Crawlers I haven’t approved get access to my homepage, and nothing else. If a new search engine wants their crawler to have wider access, they can email me and ask.

The Seirdy page about search engines is good. One of the better search engines I know about for the “small web” is Wiby. You can submit your site and allow WibyBot in the robots.txt file.

3 Likes

Thanks, @brisray. @BradE had mentioned Sierdy’s page, and I had been using it to improve my file. I’ve also added WibyBot as a legit crawler that gets unrestricted access.

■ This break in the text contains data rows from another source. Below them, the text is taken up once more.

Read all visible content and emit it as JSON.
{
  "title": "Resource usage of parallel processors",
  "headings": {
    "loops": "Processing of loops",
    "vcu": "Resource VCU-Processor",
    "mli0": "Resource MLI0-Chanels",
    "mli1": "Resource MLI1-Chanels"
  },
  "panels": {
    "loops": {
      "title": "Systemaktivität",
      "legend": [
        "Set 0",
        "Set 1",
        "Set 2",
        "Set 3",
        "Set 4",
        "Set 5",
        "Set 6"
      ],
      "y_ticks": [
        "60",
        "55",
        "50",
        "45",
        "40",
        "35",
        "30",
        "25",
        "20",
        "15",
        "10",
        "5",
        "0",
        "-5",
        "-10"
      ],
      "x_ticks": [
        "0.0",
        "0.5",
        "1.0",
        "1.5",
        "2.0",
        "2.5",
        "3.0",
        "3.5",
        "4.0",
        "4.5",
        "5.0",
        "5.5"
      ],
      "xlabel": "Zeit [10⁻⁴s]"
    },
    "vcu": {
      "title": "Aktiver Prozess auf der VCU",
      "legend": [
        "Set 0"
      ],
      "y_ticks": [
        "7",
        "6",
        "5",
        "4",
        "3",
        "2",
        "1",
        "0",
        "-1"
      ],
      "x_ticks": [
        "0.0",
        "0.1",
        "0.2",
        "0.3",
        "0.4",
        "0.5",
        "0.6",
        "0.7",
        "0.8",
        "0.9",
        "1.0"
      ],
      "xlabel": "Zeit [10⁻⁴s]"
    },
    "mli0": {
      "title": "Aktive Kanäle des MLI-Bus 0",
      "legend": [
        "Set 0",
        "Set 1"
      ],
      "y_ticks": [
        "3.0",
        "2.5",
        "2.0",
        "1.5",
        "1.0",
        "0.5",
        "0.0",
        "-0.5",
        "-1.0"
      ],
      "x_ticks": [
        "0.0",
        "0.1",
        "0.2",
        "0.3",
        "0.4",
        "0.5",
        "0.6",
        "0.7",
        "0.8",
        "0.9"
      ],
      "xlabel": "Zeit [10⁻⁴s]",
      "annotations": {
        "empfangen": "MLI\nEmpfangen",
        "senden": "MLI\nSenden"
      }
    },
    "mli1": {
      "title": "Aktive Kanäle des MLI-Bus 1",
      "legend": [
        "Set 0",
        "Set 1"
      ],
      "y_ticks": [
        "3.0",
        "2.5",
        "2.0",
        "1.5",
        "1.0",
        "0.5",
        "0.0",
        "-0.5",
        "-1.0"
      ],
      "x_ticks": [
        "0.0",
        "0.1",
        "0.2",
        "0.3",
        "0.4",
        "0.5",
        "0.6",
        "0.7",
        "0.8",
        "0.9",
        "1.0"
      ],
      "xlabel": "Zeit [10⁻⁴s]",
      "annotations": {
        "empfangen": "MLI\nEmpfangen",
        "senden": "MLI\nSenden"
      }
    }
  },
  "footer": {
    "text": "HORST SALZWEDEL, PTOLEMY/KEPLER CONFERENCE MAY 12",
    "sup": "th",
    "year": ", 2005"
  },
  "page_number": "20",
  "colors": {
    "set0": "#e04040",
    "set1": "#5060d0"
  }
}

And I now have a shell script for generating a XML sitemap.:

#!/usr/bin/env bash

LASTMOD_DATE=$(date -u -Iseconds)
ENTRIES=$((find site -name '*.html' && find site -name '*.xml') \
  | sort -u \
  | awk -F '\t' '{printf "\t<url>\n\t\t<loc>%s</loc>\n\t\t<lastmod>__DATE__</lastmod>\n\t\t<changefreq>weekly</changefreq>\n\t</url>\n", $1}' \
  | sed -e "s|site/|${URL}/|g" \
        -e "s|__DATE__|${LASTMOD_DATE}|g")

cat <<EOF
<?xml version="1.0" encoding="UTF-8"?>
<urlset xmlns="http://www.sitemaps.org/schemas/sitemap/0.9">
    ${ENTRIES}
</urlset>
EOF

I did something similar, actually, but not as extensive:

User-agent: Googlebot
Disallow: /

User-agent: bingbot
Disallow: /

User-agent: Yandex
Disallow: /

User-agent: GPTBot
Disallow: /

User-agent: Google-Extended
Disallow: /

User-agent: Bytespider
Disallow: /
1 Like

Also fun fact: robots.txt doesn’t prevent search engines from indexing you. It only prevents crawling. If someone else links to you, they can still index. In order to prevent that too, you need X-Robots-Tag:

2 Likes

I think I had forgotten that. Thanks for reminding me.

It looks like while I can specify a X-Robots-Tag by filetype or user agent, I can’t easily specify one in .htaccess for a user agent and a particular directory.

Guess I’ll need to rent a VPS and go deeper into self-hosting. But then I’d be able to use the server config to automatically rickroll visitors from Hacker News, which might make the migration worth the hassle. :evil:

Here is a pretty extensive list of crawlers, scrapers and other agents both good and evil: Agents | Dark Visitors.

1 Like

I had found a bunch of definite AI/ML scrapers to block here.